Friday, October 05, 2007

An unexpected visitor

All I wanted was to take a quick shower so that we could get our grocery shopping done before naptime today. Thats all. I went into the front bathroom(which is bigger so I can close the door and keep an eye on him while he plays with my make-up.) I closed the door turned on the water and immediatly he started to get excited and chant "bath, bath, bath." I told him no it was mommies turn and got in the shower. I peeked out at him every few seconds and he was content to roll his grocery cart around filled with my lotions. However while I was washing off my face I heard a giggle and "BATH!" So I turned around and there he was in the tub with me fully clothed, with the proudest smile on his face. I guess if I want to shower alone, I will have to go back to waiting until nap time.

Tuesday, October 02, 2007

I need to memorize this...

http://video.yahoo.com/video/play?vid=1197846&fr=&cache=1

Skipping to the end

Tonight I was standing at Bears crib with his head resting on my shoulder ready to put him to sleep. As we do every night I started to say our prayers. I started with, "Dear Jesus-" and was promptly interrupted with an "AMEN!" I guess he was done.

New words for the apple and banana song...

I like to eat eat eat, onions and lemons,
I like to eat eat eat, onions and lemons!
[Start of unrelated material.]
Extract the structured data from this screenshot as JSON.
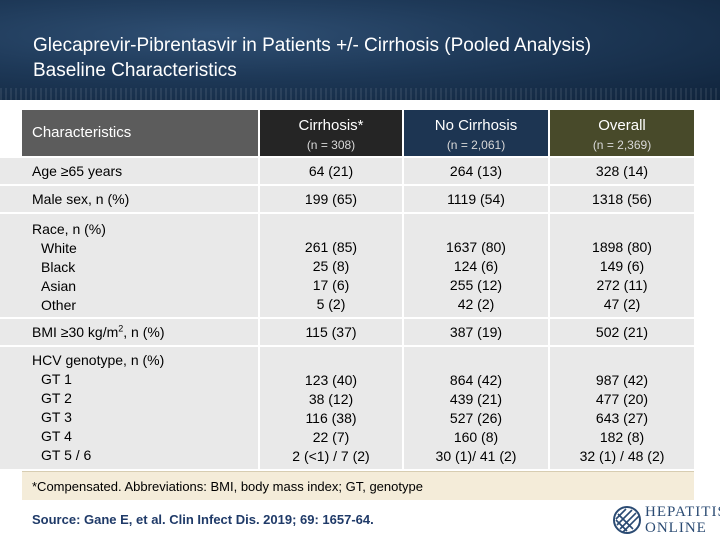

Yes that is right, I was making dinner tonight and he kept grabbing at the cutting board so I thought, "ha, I will give him something that will make him never want to grab up here again!" and handed him a lemon. He sucked that thing dry and asked for more. So I gave him an onion slice thinking that would do the trick. Nope, he gulped that down and asked for more. But from a child who eats tomatoes like an apple, it doesn't really surprise me.

Monday, October 01, 2007

Pissed

I spent one hour of my morning squeezing the life out of about 50(really only 6) lemons making the best lemonade I have ever tasted. TOOT TOOT! (That was me tooting my own horn)
I had one glass today and I got back from my walk and went to pour myself another glass and saw a floater. Upon closer examination I saw it was a fruit fly. I looked even closer and found about 10 more. Where did they come from? Gross. Who knows what kinds of diseases they carry. Probably none and I just poured out a pitcher of perfectly good-disease free-best tasting homemade-that I made my hands turn yellow for-lemonade. Harrumph!
And I even had slices of lemon in it too to make it look pretty. Man I am pissed. Stupid fruit flies.